Punti oscuri che animano la discussione nelle sedute in streaming e che agitano il sonno della popolazione scolastica, soprattutto dei genitori degli alunni.

Più chiara è, invece, la mappa della spesa per gli affitti che la Commissione Edilizia scolastica ha ricevuto il 28 agosto, dopo la richiesta inoltrata agli uffici del Patrimonio. Nell’elenco aggiornato al primo settembre 2019 ci sono 41 immobili che costano alle casse pubbliche 3,7 milioni di euro all’anno, ai quali si aggiungono undici scuole in occupazione, con contratti scaduti, per una spesa di 250 mila euro per un totale di 52 affitti che costano alle casse pubbliche circa 4 milioni di euro all’anno.

Nel primo elenco, tra i contratti in scadenza nei prossimi anni con le cifre più alte, figurano le scuole Boccone (467 mila euro), Roncalli (219 mila euro), Quasimodo (171 mila euro). Tra le scuole in occupazione ci sono La Cittadella (67 mila euro) e le aule della Buonarroti (26 mila euro).

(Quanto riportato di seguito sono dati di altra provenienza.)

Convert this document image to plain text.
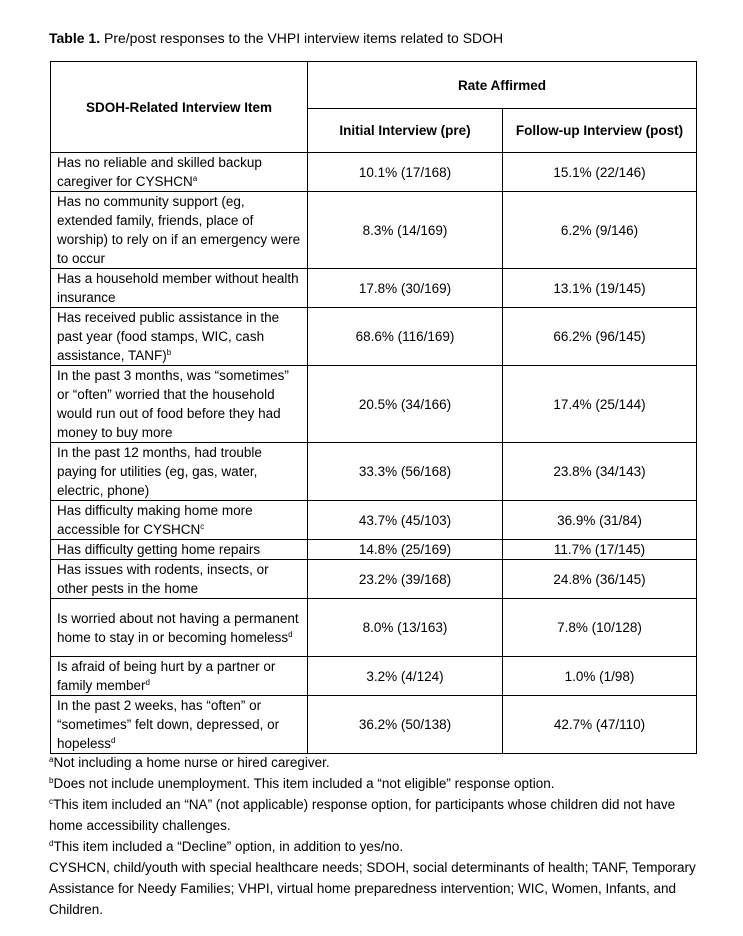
Table 1. Pre/post responses to the VHPI interview items related to SDOH
SDOH-Related Interview Item	Rate Affirmed	
	Initial Interview (pre)	Follow-up Interview (post)
Has no reliable and skilled backup caregiver for CYSHCN$^a$	10.1% (17/168)	15.1% (22/146)
Has no community support (eg, extended family, friends, place of worship) to rely on if an emergency were to occur	8.3% (14/169)	6.2% (9/146)
Has a household member without health insurance	17.8% (30/169)	13.1% (19/145)
Has received public assistance in the past year (food stamps, WIC, cash assistance, TANF)$^b$	68.6% (116/169)	66.2% (96/145)
In the past 3 months, was “sometimes” or “often” worried that the household would run out of food before they had money to buy more	20.5% (34/166)	17.4% (25/144)
In the past 12 months, had trouble paying for utilities (eg, gas, water, electric, phone)	33.3% (56/168)	23.8% (34/143)
Has difficulty making home more accessible for CYSHCN$^c$	43.7% (45/103)	36.9% (31/84)
Has difficulty getting home repairs	14.8% (25/169)	11.7% (17/145)
Has issues with rodents, insects, or other pests in the home	23.2% (39/168)	24.8% (36/145)
Is worried about not having a permanent home to stay in or becoming homeless$^d$	8.0% (13/163)	7.8% (10/128)
Is afraid of being hurt by a partner or family member$^d$	3.2% (4/124)	1.0% (1/98)
In the past 2 weeks, has “often” or “sometimes” felt down, depressed, or hopeless$^d$	36.2% (50/138)	42.7% (47/110)

$^a$Not including a home nurse or hired caregiver.

$^b$Does not include unemployment. This item included a “not eligible” response option.

$^c$This item included an “NA” (not applicable) response option, for participants whose children did not have home accessibility challenges.

$^d$This item included a “Decline” option, in addition to yes/no.

CYSHCN, child/youth with special healthcare needs; SDOH, social determinants of health; TANF, Temporary Assistance for Needy Families; VHPI, virtual home preparedness intervention; WIC, Women, Infants, and Children.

Dall’Ufficio Patrimonio, che ha fatto una fotografia dello stato dell’arte, è emerso inoltre che immobili comunali da adibire a scuole non ce ne sono e che molti contratti sono scaduti. Per alcuni edifici sono stati ridotti i canoni.

In vista del ritorno sui banchi, intanto, gli uffici sono impegnati in un lavoro che va dalla ricerca di aule pronte all’uso alla ricerca di modalità per stipulare contratti a lunga scadenza o per fissare indennità di occupazione temporanea, tenendo conto di situazioni provvisorie come la pandemia.

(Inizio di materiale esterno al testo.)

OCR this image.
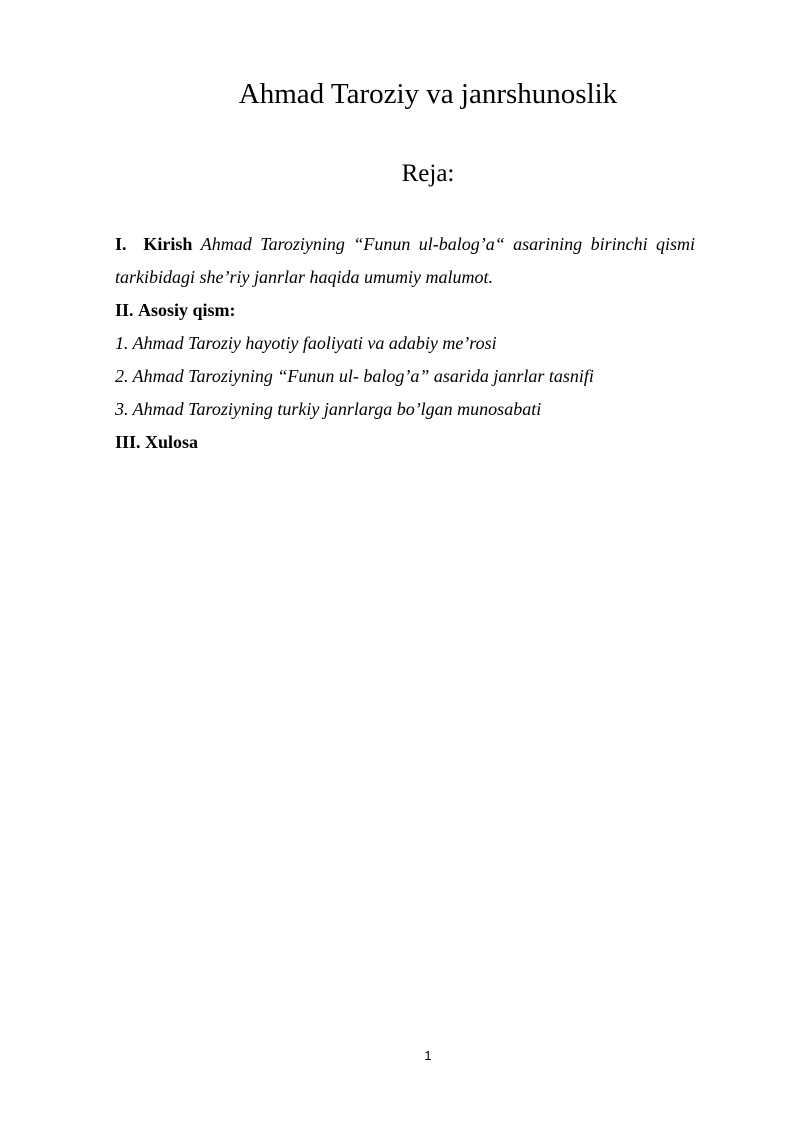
Ahmad Taroziy va janrshunoslik
Reja:

I. Kirish Ahmad Taroziyning “Funun ul-balog’a“ asarining birinchi qismi tarkibidagi she’riy janrlar haqida umumiy malumot.

II. Asosiy qism:

1. Ahmad Taroziy hayotiy faoliyati va adabiy me’rosi

2. Ahmad Taroziyning “Funun ul- balog’a” asarida janrlar tasnifi

3. Ahmad Taroziyning turkiy janrlarga bo’lgan munosabati

III. Xulosa

1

Il presidente della Commissione, Mimmo Russo (Fdi), e Fausto Melluso (Sinistra Comune), hanno chiesto una riflessione al Patrimonio sulle modalità di affitto in considerazione della provvisorietà dell’emergenza epidemiologica. Il capogruppo di Forza Italia, Giulio Tantillo, ha sollecitato un piano di apertura di tutte le scuole “per informare i cittadini che attendono risposte sulla sicurezza”.

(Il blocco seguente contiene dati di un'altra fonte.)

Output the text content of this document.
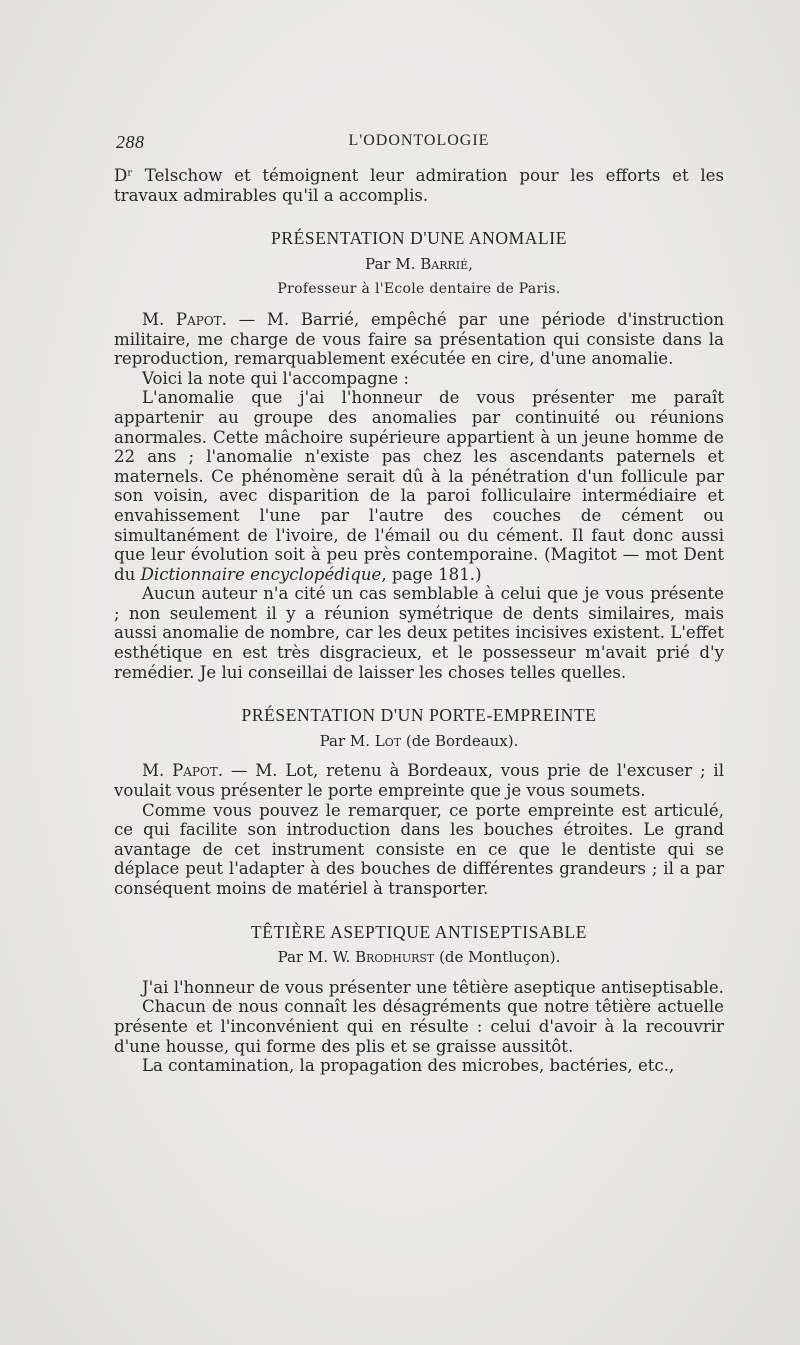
288	L'ODONTOLOGIE

Dʳ Telschow et témoignent leur admiration pour les efforts et les travaux admirables qu'il a accomplis.

PRÉSENTATION D'UNE ANOMALIE

Par M. Barrié,

Professeur à l'Ecole dentaire de Paris.

M. Papot. — M. Barrié, empêché par une période d'instruction militaire, me charge de vous faire sa présentation qui consiste dans la reproduction, remarquablement exécutée en cire, d'une anomalie.

Voici la note qui l'accompagne :

L'anomalie que j'ai l'honneur de vous présenter me paraît appartenir au groupe des anomalies par continuité ou réunions anormales. Cette mâchoire supérieure appartient à un jeune homme de 22 ans ; l'anomalie n'existe pas chez les ascendants paternels et maternels. Ce phénomène serait dû à la pénétration d'un follicule par son voisin, avec disparition de la paroi folliculaire intermédiaire et envahissement l'une par l'autre des couches de cément ou simultanément de l'ivoire, de l'émail ou du cément. Il faut donc aussi que leur évolution soit à peu près contemporaine. (Magitot — mot Dent du Dictionnaire encyclopédique, page 181.)

Aucun auteur n'a cité un cas semblable à celui que je vous présente ; non seulement il y a réunion symétrique de dents similaires, mais aussi anomalie de nombre, car les deux petites incisives existent. L'effet esthétique en est très disgracieux, et le possesseur m'avait prié d'y remédier. Je lui conseillai de laisser les choses telles quelles.

PRÉSENTATION D'UN PORTE-EMPREINTE

Par M. Lot (de Bordeaux).

M. Papot. — M. Lot, retenu à Bordeaux, vous prie de l'excuser ; il voulait vous présenter le porte empreinte que je vous soumets.

Comme vous pouvez le remarquer, ce porte empreinte est articulé, ce qui facilite son introduction dans les bouches étroites. Le grand avantage de cet instrument consiste en ce que le dentiste qui se déplace peut l'adapter à des bouches de différentes grandeurs ; il a par conséquent moins de matériel à transporter.

TÊTIÈRE ASEPTIQUE ANTISEPTISABLE

Par M. W. Brodhurst (de Montluçon).

J'ai l'honneur de vous présenter une têtière aseptique antiseptisable.

Chacun de nous connaît les désagréments que notre têtière actuelle présente et l'inconvénient qui en résulte : celui d'avoir à la recouvrir d'une housse, qui forme des plis et se graisse aussitôt.

La contamination, la propagation des microbes, bactéries, etc.,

La vice presidente Giulia Argiroffi, (capogruppo Oso), si è rivolta ufficialmente al sindaco, all’assessore alla Scuola Giovanna Marano e agli uffici di competenza per conoscere i dettagli dei 52 immobili in affitto e per sapere se, in vista della riapertura della scuola in periodo d’emergenza Covid, è stata fatta una verifica degli spazi pubblici disponibili, prima di procedere con la ricerca di nuovi immobili. “A oggi – ha detto – non ho ricevuto alcuna risposta”. E sul caro-affitti Argiroffi ha così commentato: “È una situazione che il Comune si trascina da anni. Spero che almeno questo lavoro che stiamo facendo ci consenta di porre l’attenzione al problema”.

Il presidente del Consiglio comunale, Salvatore Orlando, ha intanto inviato al segretario generale una nota per sollecitare l’elenco degli spazi pubblici censiti dal Comune prima di procedere con la ricerca di locali privati. La prima richiesta era partita il 31 agosto dopo la seduta in streaming dedicata proprio alle scuole.